As SEF says, it looks like the issue is *nearly* unanimous now, so there's
not much need for more discussion.  Unfortunately, due to some kind of
mailer lossage, my note on the subject, dated Sep 3, didn't get delivered;
I'm reproducing it below, primarily for the benefit of comments which 
may tend to make the "*nearly* unanimous" choice more palatable.
[p.s. these points won't be covered in the final exam for the CommonLisp
 reading course, but you may get extra credit for perusing them]

Date: Fri, 03 Sep 1982 20:00:00 -0000
From: JonL at PARC-MAXC
Subject: Case sensitivity of CommonLisp -- Second thoughts on the modest
To: Kim.Jkf@Berkeley
cc: CommonLisp@su-ai,franz-friends@Berkeley
In-Reply-to: Jkf's msg of 29-Aug-82 22:02:05-PDT [and subsequent msgs of

This issue is dragging on entirely too long, so I promise this to be my last
entry into mire.

It seems that two independent issues are brought up here, and confusion
between the two has led to more flaming than necessary:
  1) What is the default action of the reader -- InterLisp style (case sensitive)
     PDP10 MacLisp style (uppercasify non-escapeds), or Unix style
     (lowercasify non-escapeds). 
  2) What shall be the name of the standard "white pages" functions.  All
     upper case or all lower case.
Certainly I hope no one is still trying to throw out the reader escape
conventions, by which *any* default choice can be ignored (i.e., backslash
and vertical bar).  

I'm a little appalled that so few have seen the advantage of a case-sensitive
reader with a shift-lockable keyboard.  Having adjusted to InterLisp on the
XEROX keyboard I can honestly say that I prefer it slightly to the case-
insensitive MIT world that I came from.  In fact, oodles of InterLisp users 
seem to have no trouble typing the uppercase names of standard functions 
(and thereby being coaxed into using mostly uppercase for their own symbols)
in this case-sensitive system.

Some keyboards have a shift-lock key that is less usable than desirable;
even if we should adopt a case-sensitive reader (I think unlikely?) would
it be in any way desireable to decide such an important issue on the basis
of some keyboard manufacturer's goof?

Thus I'd prefer to bypass Masinter's "modest" proposal, agreeing with Moon
that it is a "radical" proposal, not because of wanting the default reader to be
case-sensitive (note however, that Moon strongly objects to this) but because 
of the gross switch of *historic* function names from "CAR" to "car" and so on. 
This, I'm sure, almost anyone in the non-Franz MacLisp/Lispm community
would find totally unacceptable.   I refer again to the mistake made in Multics
MacLisp, which adopted this notion, and the years of pain we had 
accommodating to it (see also Moon's commentary on this point.) 

In fact, Larry's later message of 31-Aug-82 18:51:03 PDT (Tuesday)  makes
it abundantly clear that the current (non-radical) mode of operation is 
a winner.  As he says:
   I have on more than one occasion taken someone else's Interlisp program 
   and (without very much pain) converted all of the MixedCaseIdentifiers 
   to ALLUPPERCASE before including it in the Interlisp system (in which,
   although mixed case is allowed, all standard functions are uppercase to avoid
   This has been acceptable.
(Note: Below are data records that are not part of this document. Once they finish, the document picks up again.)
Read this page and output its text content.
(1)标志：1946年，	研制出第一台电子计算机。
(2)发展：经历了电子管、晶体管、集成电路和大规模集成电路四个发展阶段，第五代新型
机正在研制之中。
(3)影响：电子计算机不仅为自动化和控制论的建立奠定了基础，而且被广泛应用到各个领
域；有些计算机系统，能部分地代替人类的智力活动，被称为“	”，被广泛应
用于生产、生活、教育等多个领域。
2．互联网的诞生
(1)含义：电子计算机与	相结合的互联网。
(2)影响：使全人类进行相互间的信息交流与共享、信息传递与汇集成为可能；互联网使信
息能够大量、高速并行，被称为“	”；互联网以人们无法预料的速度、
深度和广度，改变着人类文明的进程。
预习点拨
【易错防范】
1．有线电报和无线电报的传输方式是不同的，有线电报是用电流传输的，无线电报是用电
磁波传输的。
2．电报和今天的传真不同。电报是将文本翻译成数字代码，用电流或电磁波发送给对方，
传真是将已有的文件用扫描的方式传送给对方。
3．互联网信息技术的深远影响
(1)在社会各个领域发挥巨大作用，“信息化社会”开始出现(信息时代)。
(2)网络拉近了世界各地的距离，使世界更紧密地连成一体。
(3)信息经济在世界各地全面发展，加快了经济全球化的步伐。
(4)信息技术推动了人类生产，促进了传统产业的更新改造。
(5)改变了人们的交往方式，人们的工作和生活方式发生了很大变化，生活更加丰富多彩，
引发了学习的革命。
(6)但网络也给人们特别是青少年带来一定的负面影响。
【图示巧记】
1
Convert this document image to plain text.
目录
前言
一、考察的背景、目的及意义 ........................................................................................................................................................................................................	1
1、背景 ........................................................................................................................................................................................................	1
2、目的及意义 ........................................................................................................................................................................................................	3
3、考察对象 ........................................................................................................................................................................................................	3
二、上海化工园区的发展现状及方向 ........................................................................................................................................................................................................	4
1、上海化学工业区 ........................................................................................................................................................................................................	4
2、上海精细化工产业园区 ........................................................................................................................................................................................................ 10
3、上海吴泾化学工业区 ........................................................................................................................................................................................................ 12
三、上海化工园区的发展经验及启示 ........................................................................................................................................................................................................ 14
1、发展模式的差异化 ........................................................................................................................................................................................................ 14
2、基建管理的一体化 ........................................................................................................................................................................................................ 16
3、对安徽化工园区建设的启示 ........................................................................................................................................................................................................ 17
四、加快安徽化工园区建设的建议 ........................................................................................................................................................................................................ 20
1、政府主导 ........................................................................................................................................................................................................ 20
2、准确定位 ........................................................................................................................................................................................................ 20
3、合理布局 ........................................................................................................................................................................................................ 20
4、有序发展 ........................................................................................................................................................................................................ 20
That is: "it tells the case-sensitive folks that 
   it is OK for them to use mixed-case with sensitivity, but that if they do so, 
   their package will have to be converted before it will be accepted into
Wouldn't there be less confusion if we adopted this as a modest proposal, namely
that "...all standard functions are uppercase to avoid confusion."

Incidentally, I view the style of the CL manual as more GLS's personal
preference about readability of manuals, rather than any inherent property
from which we can deduce an answer to the question in front of us.   I
myself would prefer UPPERCASE for white-pages function names for exactly 
the same reason, readability -- but this is an extremely small point and I'll be
happy with whatever GLS does about it.